Chude Osiegbu, Convener et Directeur général de Venco Africa, a expliqué les origines de la conférence. « Typiquement, lors des événements immobiliers, l'accent est mis sur les promoteurs et la construction. Nous avons estimé que ceux qui opèrent et gèrent les communautés ne reçoivent pas une attention équitable. Cette prise de conscience a inspiré la création de REMA pour fournir un forum aux opérateurs, aux parties prenantes et aux résidents pour échanger des idées et s'apprendre mutuellement », a-t-il déclaré.
Osiegbu a mis en avant les villes en rapide croissance comme Lagos, Nairobi, Abuja, Port Harcourt et Accra, où les résidents vivent en collectifs sous une gestion centrale. « À l'ère numérique et de l'IA, ceux qui gèrent ces communautés doivent de plus en plus s'appuyer sur la technologie pour faciliter la vie », a-t-il ajouté. Il a noté que bien que l'adoption numérique pose des défis, ses avantages l'emportent sur les revers, visant à favoriser les liens entre les propriétaires immobiliers, les gestionnaires et les innovateurs technologiques pour des communautés plus intelligentes et durables.
« L'avenir de la gestion immobilière est numérique », a conclu Osiegbu. « La technologie n'est pas seulement un ajout, c'est la colonne vertébrale des communautés habitables, efficaces et durables. »
Dr.

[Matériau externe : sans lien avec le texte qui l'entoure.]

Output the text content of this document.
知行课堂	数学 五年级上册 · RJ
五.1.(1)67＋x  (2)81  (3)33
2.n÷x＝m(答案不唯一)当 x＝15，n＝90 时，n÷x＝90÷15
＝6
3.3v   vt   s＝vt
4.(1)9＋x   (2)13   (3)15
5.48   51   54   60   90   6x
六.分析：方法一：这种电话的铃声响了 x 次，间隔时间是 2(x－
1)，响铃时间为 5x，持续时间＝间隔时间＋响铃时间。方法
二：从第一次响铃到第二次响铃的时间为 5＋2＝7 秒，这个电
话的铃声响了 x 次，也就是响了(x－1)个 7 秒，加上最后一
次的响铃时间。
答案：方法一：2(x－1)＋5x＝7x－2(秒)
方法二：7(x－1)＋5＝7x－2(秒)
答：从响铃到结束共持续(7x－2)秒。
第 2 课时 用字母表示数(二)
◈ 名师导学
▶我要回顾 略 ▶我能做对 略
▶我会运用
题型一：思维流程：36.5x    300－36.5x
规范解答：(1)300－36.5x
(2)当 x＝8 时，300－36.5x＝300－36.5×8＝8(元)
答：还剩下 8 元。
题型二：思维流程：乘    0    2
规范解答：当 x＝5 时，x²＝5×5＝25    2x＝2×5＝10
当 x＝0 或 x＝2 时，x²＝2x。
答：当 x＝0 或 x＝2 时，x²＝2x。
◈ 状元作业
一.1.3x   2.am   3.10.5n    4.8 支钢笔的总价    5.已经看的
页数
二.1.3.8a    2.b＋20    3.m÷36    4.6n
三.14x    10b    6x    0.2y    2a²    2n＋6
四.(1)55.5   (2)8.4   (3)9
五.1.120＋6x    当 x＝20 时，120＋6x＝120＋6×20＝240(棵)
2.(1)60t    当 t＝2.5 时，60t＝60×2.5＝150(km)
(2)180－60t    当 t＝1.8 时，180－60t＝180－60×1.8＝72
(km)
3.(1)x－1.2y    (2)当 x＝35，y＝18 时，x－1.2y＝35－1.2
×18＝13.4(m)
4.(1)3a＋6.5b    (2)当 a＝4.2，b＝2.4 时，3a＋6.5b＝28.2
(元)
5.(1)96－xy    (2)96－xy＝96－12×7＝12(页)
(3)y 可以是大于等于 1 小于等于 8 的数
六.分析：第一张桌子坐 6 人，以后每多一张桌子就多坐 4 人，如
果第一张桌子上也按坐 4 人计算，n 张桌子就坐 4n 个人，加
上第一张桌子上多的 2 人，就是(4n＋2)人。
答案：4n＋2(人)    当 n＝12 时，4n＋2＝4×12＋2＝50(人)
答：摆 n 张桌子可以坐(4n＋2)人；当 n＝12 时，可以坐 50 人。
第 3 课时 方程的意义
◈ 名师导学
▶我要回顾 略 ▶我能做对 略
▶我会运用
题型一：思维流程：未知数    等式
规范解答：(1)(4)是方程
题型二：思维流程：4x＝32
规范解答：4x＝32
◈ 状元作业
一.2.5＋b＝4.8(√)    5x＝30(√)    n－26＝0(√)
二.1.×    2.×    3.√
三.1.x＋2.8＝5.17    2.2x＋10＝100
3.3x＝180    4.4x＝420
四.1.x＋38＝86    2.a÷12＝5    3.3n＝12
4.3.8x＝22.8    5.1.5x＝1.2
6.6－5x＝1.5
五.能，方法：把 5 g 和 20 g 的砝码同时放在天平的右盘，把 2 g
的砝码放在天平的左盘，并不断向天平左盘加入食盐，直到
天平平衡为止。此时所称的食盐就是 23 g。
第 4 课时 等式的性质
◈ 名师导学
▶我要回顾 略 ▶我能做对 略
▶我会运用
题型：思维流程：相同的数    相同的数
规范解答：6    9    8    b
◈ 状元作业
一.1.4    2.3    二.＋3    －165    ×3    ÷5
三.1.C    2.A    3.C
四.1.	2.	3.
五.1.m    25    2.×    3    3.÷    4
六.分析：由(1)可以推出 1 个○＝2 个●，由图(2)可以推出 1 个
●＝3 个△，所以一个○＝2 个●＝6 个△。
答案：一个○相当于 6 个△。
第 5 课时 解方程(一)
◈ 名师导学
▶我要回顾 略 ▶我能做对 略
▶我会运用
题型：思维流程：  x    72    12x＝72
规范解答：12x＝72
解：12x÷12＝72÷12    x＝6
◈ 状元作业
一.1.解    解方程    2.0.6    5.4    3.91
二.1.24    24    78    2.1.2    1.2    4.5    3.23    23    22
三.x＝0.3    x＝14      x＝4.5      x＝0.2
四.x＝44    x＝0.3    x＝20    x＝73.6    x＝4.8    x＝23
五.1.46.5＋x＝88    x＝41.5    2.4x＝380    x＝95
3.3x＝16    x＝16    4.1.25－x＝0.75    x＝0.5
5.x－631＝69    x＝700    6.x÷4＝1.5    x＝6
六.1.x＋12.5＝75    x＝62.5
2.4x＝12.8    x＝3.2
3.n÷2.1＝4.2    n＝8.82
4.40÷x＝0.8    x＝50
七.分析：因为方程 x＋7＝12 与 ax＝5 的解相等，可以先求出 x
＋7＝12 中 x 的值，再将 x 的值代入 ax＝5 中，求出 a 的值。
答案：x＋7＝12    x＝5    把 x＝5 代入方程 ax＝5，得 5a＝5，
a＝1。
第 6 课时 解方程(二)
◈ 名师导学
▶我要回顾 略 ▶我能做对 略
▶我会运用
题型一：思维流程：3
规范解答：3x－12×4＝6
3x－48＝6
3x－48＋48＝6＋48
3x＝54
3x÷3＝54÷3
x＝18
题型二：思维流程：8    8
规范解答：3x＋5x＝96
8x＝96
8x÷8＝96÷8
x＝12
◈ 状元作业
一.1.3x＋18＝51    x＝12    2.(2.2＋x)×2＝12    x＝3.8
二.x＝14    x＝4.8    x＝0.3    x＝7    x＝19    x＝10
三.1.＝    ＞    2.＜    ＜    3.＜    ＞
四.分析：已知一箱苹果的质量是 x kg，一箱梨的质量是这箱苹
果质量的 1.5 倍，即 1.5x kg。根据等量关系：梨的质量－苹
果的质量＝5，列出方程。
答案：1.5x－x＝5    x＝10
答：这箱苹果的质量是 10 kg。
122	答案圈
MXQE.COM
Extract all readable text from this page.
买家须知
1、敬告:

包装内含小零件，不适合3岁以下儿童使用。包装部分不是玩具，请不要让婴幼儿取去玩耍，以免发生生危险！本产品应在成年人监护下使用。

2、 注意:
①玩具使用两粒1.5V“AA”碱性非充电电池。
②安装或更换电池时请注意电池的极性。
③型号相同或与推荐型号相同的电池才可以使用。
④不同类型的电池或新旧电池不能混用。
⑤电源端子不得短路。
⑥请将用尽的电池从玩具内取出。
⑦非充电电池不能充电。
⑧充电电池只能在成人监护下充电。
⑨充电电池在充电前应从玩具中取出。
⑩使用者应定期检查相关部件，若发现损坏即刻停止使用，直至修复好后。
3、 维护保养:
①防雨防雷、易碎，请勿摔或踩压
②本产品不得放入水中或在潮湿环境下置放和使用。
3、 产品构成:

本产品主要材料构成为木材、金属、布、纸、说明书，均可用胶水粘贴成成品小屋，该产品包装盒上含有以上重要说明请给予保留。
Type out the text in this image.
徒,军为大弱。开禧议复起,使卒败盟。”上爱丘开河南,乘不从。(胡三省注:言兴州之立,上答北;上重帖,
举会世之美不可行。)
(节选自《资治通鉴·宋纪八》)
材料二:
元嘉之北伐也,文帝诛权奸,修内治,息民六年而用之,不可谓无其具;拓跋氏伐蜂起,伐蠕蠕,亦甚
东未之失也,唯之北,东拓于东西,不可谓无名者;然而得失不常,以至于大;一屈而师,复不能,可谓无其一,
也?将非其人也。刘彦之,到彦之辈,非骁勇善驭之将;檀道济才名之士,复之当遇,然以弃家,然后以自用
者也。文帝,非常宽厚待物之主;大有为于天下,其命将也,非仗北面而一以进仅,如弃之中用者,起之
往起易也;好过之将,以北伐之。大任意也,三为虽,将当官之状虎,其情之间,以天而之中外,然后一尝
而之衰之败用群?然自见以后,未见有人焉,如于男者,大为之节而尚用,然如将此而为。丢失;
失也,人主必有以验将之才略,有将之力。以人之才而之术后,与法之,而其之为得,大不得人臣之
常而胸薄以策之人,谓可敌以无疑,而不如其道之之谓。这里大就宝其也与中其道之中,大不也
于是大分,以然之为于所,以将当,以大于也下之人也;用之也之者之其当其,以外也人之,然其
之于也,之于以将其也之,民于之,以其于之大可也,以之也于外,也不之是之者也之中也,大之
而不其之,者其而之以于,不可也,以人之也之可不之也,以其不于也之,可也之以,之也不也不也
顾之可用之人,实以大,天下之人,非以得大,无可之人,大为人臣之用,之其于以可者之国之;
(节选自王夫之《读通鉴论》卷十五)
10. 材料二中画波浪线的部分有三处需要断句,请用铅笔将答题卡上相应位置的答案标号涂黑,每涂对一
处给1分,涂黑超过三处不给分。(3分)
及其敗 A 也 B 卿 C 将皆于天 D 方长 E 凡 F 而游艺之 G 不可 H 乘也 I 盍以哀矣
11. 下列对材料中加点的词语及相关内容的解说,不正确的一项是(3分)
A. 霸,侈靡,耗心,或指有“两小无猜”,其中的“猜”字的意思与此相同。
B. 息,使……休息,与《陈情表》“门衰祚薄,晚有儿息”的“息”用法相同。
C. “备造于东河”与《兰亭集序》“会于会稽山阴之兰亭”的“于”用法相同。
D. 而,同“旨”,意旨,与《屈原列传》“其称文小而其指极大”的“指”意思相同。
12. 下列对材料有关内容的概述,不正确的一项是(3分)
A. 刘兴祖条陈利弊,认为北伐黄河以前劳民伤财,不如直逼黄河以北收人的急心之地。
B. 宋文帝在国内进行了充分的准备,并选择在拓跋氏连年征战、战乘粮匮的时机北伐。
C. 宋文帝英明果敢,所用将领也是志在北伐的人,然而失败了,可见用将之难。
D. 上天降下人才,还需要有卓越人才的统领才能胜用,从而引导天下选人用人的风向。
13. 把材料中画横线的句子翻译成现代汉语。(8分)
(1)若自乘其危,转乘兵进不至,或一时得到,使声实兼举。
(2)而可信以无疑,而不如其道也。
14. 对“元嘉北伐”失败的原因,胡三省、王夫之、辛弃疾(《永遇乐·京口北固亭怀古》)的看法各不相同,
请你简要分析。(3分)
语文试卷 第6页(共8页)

Roland Igbinoba, Président de l'Association Nigeria PropTech, a modéré un panel sur « L'avenir numérique des communautés africaines », reprenant les appels à une intégration plus profonde.
Ufuoma Ilesanmi, Directrice générale de Haven Homes Nigeria, a déclaré que la technologie est devenue un argument de vente clé. « Il y a dix ans, lorsque nous avons introduit des fonctionnalités de maison intelligente, les gens ne voyaient pas l'utilité. Aujourd'hui, les maisons avec des systèmes numériques se vendent presque deux fois plus vite. Les acheteurs exigent désormais un accès intelligent, une surveillance énergétique et une sécurité basée sur des applications », a-t-elle affirmé.
Chijioke Akanno, Responsable de la gestion technique chez UPDC FM Ltd, a qualifié la technologie de révolutionnaire. « Le contrôle d'accès prenait autrefois plusieurs minutes, avec des gardes appelant les résidents pour vérifier les visiteurs. Maintenant, cela prend moins de 30 secondes avec des codes QR numériques. Les applications ont facilité la gestion de l'énergie, des paiements et des plaintes, tout en améliorant la transparence communautaire », a-t-il expliqué. Akanno a exhorté le gouvernement à s'impliquer pour relier les systèmes numériques comme les alarmes de panique aux services publics tels que la police et les réponses d'urgence.
Lors d'une session sur « La gestion des coûts dans l'immobilier et la gestion des installations », les leaders se sont concentrés sur la planification, l'énergie renouvelable et la technologie pour réduire les coûts. Sheriff Daramola, Président du chapitre nigérian de l'International Facility Management Association (IFMA), a identifié l'énergie comme la plus grande dépense. « L'énergie reste le composant de coût le plus important dans la gestion des communautés », a-t-il dit. « Nous devons intégrer des solutions renouvelables comme le solaire et les systèmes hybrides dès l'étape de conception. » Daramola a souligné que de nombreux domaines limitent les installations solaires personnelles en raison de problèmes de conception, plaidant pour des modèles renouvelables partagés dès le départ.